Uno se quedó sentado sobre el riel, el compañero se puso de pie y empezó a cantar una vieja canción italiana a todo pulmón, su voz era la de un tenor ligero y aunque carecía de masculinidad, era potente y medianamente trabajada bajo la técnica de la neurocronasia, la misma de cantantes como Alfredo (*), cuando llegó al coro de la canción, la voz del vagabundo se tornó completamente femenina. Al terminar la canción, continuó con otra, esta vez bajo mucho más la voz, se podía escuchar como hacía dueto con el croar de las ranas toro.

-          Pillá, alguien salió de la finca, viene para acá.


Efectivamente una moto se acercaba a ellos bordeando el lago entre la maleza. Después el ladrido de un perro grande retumbó, una luz se puso sobre los vagabundo y enseguida una voz:


-          ¡Suelten a la mujer desgraciados!

-          ¡¿Cuál mujer hombe, gonorrea?!


Tronaron disparos, sigilosamente los vagabundos se movieron en dirección del cañal, tras las señas que uno hizo al otro indicando la huida.

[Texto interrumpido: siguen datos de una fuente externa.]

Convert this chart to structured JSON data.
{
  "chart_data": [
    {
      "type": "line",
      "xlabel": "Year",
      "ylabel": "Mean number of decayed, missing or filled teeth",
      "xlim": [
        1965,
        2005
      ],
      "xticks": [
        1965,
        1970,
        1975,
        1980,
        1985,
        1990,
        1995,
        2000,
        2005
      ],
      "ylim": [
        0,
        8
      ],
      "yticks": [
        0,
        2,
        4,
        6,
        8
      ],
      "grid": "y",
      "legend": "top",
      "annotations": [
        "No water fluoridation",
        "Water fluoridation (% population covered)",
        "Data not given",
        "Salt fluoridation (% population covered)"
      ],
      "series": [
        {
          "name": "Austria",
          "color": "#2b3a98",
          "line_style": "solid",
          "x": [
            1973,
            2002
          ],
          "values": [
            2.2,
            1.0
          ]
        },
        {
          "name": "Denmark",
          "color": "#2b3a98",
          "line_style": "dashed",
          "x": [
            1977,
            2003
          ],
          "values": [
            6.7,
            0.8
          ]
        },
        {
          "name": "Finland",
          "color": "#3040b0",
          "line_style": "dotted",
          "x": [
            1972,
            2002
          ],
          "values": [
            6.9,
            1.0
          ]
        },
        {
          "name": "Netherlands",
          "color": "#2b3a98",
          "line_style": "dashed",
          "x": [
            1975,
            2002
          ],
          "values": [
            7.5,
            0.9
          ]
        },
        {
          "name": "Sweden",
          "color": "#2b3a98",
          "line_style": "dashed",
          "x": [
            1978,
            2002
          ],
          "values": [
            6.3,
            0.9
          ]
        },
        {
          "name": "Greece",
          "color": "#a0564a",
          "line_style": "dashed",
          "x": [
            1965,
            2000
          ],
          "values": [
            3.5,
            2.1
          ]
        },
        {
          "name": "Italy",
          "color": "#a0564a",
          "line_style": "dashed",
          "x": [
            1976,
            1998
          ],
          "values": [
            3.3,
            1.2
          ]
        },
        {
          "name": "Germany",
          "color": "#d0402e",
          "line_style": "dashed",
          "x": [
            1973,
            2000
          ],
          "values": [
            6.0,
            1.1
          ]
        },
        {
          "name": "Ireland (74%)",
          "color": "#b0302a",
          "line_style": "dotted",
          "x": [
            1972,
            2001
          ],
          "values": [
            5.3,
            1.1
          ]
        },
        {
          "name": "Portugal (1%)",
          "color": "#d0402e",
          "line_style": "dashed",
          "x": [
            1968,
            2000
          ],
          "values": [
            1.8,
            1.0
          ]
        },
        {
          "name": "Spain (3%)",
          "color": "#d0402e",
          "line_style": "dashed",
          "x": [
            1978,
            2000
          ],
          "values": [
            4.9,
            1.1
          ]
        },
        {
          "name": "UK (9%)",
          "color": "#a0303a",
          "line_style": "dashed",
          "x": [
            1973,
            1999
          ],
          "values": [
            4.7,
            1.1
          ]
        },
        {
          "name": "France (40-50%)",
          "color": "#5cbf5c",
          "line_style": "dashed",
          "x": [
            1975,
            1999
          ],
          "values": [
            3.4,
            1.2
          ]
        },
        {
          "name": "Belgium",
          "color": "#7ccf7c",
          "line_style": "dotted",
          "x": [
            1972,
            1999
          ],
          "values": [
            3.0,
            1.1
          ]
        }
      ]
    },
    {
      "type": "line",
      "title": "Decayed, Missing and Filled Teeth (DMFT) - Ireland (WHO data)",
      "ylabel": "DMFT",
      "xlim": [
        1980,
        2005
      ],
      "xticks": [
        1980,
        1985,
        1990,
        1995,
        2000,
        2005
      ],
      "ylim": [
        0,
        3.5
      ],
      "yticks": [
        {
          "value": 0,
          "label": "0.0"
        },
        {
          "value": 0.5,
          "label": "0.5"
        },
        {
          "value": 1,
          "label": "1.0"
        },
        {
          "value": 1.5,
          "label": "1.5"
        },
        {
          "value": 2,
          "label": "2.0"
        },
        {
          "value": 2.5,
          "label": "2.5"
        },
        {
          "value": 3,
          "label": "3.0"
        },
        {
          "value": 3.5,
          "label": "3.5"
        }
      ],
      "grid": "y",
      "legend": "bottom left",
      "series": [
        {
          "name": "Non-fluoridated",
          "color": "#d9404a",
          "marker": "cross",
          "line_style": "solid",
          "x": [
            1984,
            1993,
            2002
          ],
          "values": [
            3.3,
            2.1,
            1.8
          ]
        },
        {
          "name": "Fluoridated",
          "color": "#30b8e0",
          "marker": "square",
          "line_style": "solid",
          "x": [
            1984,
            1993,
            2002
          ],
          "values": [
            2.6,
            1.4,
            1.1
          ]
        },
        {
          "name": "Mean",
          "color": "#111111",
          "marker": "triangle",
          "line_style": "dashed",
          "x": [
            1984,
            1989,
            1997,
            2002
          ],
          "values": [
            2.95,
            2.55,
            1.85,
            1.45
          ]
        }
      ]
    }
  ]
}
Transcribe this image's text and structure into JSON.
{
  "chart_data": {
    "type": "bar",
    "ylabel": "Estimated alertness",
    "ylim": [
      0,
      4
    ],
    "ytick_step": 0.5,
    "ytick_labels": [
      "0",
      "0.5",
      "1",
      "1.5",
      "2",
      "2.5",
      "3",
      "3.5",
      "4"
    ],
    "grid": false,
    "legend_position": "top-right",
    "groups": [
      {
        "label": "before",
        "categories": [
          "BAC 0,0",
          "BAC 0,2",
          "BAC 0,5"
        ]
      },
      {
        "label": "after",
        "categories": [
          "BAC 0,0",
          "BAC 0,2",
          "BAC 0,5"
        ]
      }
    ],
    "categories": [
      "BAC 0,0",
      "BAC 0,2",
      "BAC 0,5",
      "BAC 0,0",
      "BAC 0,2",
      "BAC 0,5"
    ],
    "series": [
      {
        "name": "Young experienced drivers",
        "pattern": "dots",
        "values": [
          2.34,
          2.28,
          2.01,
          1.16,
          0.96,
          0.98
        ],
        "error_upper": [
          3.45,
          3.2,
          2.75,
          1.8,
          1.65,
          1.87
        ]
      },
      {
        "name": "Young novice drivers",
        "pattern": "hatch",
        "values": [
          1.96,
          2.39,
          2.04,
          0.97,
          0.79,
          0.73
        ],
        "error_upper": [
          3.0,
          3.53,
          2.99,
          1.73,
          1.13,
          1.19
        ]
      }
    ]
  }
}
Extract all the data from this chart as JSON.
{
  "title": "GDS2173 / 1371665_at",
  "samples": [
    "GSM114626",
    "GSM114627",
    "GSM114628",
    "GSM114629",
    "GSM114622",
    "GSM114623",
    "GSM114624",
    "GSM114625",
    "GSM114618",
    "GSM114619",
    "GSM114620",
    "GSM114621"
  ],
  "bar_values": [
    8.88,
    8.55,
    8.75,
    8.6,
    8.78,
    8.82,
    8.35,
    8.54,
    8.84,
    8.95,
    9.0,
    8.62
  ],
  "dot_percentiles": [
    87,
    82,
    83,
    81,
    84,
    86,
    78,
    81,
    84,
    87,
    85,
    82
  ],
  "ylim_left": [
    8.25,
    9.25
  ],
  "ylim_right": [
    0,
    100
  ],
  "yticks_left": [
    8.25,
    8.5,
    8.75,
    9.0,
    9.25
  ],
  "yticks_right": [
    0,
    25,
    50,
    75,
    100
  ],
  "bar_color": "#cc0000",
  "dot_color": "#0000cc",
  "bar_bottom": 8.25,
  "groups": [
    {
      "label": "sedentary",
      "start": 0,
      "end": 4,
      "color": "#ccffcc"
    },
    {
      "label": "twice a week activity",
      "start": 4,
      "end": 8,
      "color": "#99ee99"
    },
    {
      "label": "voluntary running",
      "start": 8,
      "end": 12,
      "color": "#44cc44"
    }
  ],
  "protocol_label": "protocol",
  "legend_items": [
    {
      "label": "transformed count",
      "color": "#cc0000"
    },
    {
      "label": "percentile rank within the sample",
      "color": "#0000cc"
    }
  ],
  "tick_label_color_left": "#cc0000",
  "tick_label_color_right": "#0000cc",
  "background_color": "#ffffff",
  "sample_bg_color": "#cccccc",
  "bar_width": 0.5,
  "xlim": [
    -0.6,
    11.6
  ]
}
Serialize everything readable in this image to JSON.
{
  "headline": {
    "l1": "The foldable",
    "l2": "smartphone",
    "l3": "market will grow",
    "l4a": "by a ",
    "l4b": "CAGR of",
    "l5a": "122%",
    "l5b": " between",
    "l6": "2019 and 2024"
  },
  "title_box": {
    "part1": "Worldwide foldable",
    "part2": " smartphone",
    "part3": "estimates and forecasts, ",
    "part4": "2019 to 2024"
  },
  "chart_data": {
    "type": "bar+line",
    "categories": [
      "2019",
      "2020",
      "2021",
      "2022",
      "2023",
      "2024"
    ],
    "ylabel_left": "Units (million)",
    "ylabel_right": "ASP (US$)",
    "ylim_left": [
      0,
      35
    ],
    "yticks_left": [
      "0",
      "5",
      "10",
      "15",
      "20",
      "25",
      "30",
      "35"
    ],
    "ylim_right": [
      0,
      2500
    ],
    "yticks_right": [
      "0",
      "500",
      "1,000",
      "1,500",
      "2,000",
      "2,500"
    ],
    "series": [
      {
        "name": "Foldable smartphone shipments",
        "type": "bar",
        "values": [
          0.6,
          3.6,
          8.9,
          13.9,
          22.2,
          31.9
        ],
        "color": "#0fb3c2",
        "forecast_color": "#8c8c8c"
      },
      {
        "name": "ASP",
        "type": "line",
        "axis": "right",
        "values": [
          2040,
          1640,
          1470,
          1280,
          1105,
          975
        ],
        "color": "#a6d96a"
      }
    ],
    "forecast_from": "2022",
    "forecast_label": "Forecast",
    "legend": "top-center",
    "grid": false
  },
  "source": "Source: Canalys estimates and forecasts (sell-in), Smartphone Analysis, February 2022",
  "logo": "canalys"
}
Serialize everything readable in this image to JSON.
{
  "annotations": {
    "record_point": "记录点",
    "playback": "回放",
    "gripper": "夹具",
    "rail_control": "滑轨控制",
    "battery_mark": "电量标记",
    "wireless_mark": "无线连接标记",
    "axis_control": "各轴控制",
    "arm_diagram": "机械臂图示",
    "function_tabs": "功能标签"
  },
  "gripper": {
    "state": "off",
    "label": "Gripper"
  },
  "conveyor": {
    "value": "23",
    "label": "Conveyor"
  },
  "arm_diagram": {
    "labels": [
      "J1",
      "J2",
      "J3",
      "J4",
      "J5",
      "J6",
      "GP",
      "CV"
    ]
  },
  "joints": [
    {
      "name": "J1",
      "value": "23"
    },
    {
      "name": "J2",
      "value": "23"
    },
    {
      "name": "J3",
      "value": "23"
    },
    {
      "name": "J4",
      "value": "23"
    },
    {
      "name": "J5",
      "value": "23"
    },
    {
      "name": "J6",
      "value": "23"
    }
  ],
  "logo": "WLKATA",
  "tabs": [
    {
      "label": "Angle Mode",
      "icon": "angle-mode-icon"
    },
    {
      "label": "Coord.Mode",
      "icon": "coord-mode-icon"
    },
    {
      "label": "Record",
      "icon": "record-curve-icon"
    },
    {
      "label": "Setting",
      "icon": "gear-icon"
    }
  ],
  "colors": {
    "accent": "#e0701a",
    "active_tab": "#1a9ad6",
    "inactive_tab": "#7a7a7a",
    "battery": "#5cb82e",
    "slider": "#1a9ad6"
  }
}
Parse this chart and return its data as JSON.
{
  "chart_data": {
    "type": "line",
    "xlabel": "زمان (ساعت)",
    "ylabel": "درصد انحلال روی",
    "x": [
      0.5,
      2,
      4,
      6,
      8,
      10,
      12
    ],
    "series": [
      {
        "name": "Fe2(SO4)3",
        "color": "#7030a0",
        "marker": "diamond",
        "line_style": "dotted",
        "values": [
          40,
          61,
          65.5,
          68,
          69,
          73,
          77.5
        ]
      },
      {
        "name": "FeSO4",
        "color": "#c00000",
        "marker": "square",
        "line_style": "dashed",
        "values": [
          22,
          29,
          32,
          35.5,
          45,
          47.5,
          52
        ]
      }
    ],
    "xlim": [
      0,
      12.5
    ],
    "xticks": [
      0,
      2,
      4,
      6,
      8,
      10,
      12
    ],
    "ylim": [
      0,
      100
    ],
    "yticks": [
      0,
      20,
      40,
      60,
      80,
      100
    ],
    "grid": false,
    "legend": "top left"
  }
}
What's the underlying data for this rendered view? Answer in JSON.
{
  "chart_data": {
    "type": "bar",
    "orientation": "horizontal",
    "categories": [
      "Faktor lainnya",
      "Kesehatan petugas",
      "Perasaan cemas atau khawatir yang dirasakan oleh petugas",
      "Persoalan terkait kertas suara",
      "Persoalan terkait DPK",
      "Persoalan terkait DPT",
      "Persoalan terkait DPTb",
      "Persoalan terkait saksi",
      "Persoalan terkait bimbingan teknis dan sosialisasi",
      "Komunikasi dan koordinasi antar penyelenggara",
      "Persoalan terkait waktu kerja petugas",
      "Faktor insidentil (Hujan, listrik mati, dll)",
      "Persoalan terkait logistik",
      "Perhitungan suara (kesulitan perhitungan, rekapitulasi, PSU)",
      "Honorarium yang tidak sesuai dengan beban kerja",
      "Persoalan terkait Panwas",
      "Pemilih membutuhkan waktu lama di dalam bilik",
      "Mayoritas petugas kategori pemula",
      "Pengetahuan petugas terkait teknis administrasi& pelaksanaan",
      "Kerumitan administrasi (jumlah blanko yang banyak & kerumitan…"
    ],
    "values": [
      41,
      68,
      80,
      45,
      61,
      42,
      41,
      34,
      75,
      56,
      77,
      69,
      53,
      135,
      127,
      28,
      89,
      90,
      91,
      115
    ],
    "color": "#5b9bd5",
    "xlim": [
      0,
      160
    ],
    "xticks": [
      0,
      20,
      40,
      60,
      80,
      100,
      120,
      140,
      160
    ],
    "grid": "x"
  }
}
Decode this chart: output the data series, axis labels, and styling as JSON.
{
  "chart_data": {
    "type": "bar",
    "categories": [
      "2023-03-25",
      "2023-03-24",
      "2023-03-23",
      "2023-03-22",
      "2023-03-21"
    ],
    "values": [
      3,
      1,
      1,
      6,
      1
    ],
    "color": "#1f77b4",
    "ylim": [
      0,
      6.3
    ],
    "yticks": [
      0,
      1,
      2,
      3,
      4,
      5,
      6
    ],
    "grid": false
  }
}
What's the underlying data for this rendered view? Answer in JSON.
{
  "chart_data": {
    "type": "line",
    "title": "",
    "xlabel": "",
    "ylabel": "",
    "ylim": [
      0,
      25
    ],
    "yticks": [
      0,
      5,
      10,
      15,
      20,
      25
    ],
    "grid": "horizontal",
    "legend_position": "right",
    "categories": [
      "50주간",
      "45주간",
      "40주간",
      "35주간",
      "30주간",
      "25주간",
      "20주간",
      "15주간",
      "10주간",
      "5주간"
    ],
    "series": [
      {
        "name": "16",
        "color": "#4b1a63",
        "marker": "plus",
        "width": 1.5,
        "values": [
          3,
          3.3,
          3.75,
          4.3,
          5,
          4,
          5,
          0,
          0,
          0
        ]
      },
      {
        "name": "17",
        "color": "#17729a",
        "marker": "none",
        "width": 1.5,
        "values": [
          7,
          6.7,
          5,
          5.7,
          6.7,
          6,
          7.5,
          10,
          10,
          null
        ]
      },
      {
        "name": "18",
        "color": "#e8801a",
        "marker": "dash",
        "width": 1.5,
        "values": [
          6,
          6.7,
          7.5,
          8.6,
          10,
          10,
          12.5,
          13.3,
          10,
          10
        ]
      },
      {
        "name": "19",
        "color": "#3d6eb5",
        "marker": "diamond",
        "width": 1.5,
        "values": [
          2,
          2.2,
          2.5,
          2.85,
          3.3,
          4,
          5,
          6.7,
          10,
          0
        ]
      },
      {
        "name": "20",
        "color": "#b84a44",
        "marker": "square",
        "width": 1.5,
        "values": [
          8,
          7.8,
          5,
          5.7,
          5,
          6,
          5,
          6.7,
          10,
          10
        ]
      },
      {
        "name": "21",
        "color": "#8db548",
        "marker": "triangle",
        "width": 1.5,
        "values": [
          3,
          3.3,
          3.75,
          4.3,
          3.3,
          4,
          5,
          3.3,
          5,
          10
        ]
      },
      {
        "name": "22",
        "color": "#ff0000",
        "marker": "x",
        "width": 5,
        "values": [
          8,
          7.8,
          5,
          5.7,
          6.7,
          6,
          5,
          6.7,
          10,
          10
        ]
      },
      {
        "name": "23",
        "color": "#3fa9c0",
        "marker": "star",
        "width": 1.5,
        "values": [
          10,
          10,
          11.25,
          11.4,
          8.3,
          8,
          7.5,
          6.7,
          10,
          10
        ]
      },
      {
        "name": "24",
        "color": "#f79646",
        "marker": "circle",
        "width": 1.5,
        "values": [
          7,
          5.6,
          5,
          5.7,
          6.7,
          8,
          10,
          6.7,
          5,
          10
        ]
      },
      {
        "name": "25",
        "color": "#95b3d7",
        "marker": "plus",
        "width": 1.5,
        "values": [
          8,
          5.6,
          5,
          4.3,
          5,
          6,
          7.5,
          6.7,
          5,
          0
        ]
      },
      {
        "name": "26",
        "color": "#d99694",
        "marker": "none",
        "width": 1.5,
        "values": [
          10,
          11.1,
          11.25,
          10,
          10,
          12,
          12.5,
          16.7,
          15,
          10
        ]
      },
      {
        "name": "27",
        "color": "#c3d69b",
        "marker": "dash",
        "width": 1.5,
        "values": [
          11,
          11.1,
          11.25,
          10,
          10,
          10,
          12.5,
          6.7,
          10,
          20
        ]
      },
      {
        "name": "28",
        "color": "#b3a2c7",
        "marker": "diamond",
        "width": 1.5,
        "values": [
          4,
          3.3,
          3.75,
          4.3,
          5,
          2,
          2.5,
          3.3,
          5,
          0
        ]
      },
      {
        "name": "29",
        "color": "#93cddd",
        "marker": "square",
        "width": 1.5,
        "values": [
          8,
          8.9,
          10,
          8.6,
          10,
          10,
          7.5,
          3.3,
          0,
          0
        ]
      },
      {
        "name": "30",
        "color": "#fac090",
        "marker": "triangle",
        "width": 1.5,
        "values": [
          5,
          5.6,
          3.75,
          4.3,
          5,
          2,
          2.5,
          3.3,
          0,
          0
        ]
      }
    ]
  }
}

Se internaron en el cañal, cosa infructuosa, pues el hombre en la moto los alcanzó. Los rebasó y se puso en frente de ellos, alumbrándoles con una linterna se dirigió a ellos:

-          Así que están de violadores por acá.


Estiró la mano y disparó sobre el vagabundo más joven justo en el pecho, una herida letal, el otro sacó una navaja con la mano temblorosa del interior de su bolsillo, dio un paso y luego un brinco, la luz lo cegaba, alcanzó a hundir la navaja de la rodilla de aquel hombre haciéndolo precipitar a la tierra con la moto encima, se defendió, disparándole en el ojo al vagabundo, la bala cruzo limpia cráneo, bañando de sangre al hombre de la moto quién no era otro que Isidoro Campaz, el vigilante. Antes de trabajar para los dueños de la hacienda, había estado en el ejército, cortó caña para uno de los ingenios y vistió por un largo tiempo el camuflado de una autodefensa.


La llovizna apareció nuevamente, los relámpagos daban luz a la oscura madrugada, al cuerpo de Isidoro Campaz sobre el cadáver de uno de los vagabundos, quién con esfuerzo llevó a la orilla del lago. Los zancudos picaban, ello no era molestia, hundía su pene en el orificio que dejó la bala en el cráneo del vagabundo, susurró repetidamente como un mantra:


-           Así que estás de violador por acá, así que estás de violador por acá…


Se detuvo cuando el semen empezó a gotear.


El sol lentamente desplegó sus rayos desde atrás de la cordillera, como estirando los brazos y bostezando; las garzas vuelan sobre el guadual, se funden con el horizonte diáfanamente azul. Sobre el lago flotaba un pantalón que desplazado por la corriente se dirigía a la orilla opuesta del lago asustando a una garza que pescaba su desayuno.